Un día, recorriendo el mismo camino que hacía cada tarde, absorta en mi mundo de fantasía, fui bruscamente traída a la realidad, una sacudida en mi cuerpo por el impacto con otro cuerpo, me hizo perder el balance, si no ha sido por esos brazos que me sujetaron impidiendo mi caída, la habría pasado muy mal.

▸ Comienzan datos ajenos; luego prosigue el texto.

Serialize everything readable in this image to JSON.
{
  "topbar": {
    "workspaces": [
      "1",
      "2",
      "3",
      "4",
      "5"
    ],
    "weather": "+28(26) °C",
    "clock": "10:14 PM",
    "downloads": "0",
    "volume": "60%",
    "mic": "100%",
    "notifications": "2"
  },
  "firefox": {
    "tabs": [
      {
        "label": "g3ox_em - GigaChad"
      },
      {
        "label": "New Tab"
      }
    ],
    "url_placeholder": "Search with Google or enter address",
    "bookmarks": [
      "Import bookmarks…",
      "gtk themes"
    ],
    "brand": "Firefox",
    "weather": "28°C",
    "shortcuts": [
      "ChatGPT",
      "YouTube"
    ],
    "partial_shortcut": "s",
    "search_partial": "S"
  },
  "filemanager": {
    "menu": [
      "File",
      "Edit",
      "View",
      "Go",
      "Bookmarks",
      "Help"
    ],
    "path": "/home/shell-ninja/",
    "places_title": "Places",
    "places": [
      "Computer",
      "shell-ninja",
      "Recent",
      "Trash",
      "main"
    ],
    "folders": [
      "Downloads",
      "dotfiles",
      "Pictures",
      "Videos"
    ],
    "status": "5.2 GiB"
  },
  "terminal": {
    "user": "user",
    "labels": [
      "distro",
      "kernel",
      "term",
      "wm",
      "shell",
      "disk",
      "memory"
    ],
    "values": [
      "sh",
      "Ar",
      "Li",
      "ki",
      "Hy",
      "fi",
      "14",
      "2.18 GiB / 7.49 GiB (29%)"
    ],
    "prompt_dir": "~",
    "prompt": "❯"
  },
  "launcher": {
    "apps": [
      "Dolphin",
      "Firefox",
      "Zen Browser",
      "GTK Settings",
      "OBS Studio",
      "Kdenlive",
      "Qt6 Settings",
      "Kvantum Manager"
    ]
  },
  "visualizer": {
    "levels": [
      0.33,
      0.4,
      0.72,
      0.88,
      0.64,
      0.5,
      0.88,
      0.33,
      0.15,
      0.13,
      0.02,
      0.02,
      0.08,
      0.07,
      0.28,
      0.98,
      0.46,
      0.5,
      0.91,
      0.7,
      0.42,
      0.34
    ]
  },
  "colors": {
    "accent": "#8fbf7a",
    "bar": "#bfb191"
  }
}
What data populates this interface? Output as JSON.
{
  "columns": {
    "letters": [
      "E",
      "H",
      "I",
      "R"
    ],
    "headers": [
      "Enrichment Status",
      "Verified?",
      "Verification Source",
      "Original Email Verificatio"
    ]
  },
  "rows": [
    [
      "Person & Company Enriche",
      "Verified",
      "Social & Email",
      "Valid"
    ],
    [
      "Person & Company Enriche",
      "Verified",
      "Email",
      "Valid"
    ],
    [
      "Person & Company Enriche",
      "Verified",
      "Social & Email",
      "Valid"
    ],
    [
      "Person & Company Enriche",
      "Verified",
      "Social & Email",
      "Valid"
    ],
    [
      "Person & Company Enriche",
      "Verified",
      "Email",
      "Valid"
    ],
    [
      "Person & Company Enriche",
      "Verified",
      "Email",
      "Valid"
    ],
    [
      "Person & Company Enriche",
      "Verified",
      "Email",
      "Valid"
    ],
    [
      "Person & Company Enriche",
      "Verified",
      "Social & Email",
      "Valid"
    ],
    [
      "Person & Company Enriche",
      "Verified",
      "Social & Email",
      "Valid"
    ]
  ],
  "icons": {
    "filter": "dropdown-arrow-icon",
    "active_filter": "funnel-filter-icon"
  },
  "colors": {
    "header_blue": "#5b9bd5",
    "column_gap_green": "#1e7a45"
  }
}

Carlos, preocupado por mi integridad, hizo mil y un intentos por disculparse, yo sólo podía ver, ese profundo abismo de sus ojos que no me dejaban reaccionar, y después de unos instantes, nada parecía tener importancia, sólo nosotros dos, nos sentamos en una banca del parque, a la sombra de un enorme árbol, todo parecía salido de un sueño, la melodía de su voz, lo suave de sus palabras, lo dulce de su mirada y esa atención que mostraba a mis labios cuando le hablaba, un mágico encuentro de dos desconocidos en completa sincronía.
El tiempo transcurrió veloz, cada vez que veía a Carlos me sentía en el paraíso, siempre en la misma banca, sentados a la sombra de aquel majestuoso árbol, pasó el tiempo... una tarde entre mi llanto y su tristeza decidimos separarnos, la incompatibilidad de la vida de ambos hacía imposible seguir juntos, yo no quería dejar mi mundo de sueños, la realidad cuando no estaba con él era agónica, pero él no podía vivir con mis fantasías, los sentimientos eran profundos, pero la realidad devastadora, con el dolor arraigado profundamente en nuestras almas nos dijimos adiós
Han pasado los años y de aquella vieja banca del parque solo recuerdos quedan, en el tronco del inmenso árbol ha brotado una flor en recuerdo de un amor mágico. De noche cuando las personas pasan cerca pueden ver la silueta de dos cuerpos, Ella, la flor amparada bajo su resguardo, Él, un tronco firme y poderoso que la protege de todo daño, y así, unidos en ese eterno lazo se les ve tranquilos en su mundo mágico.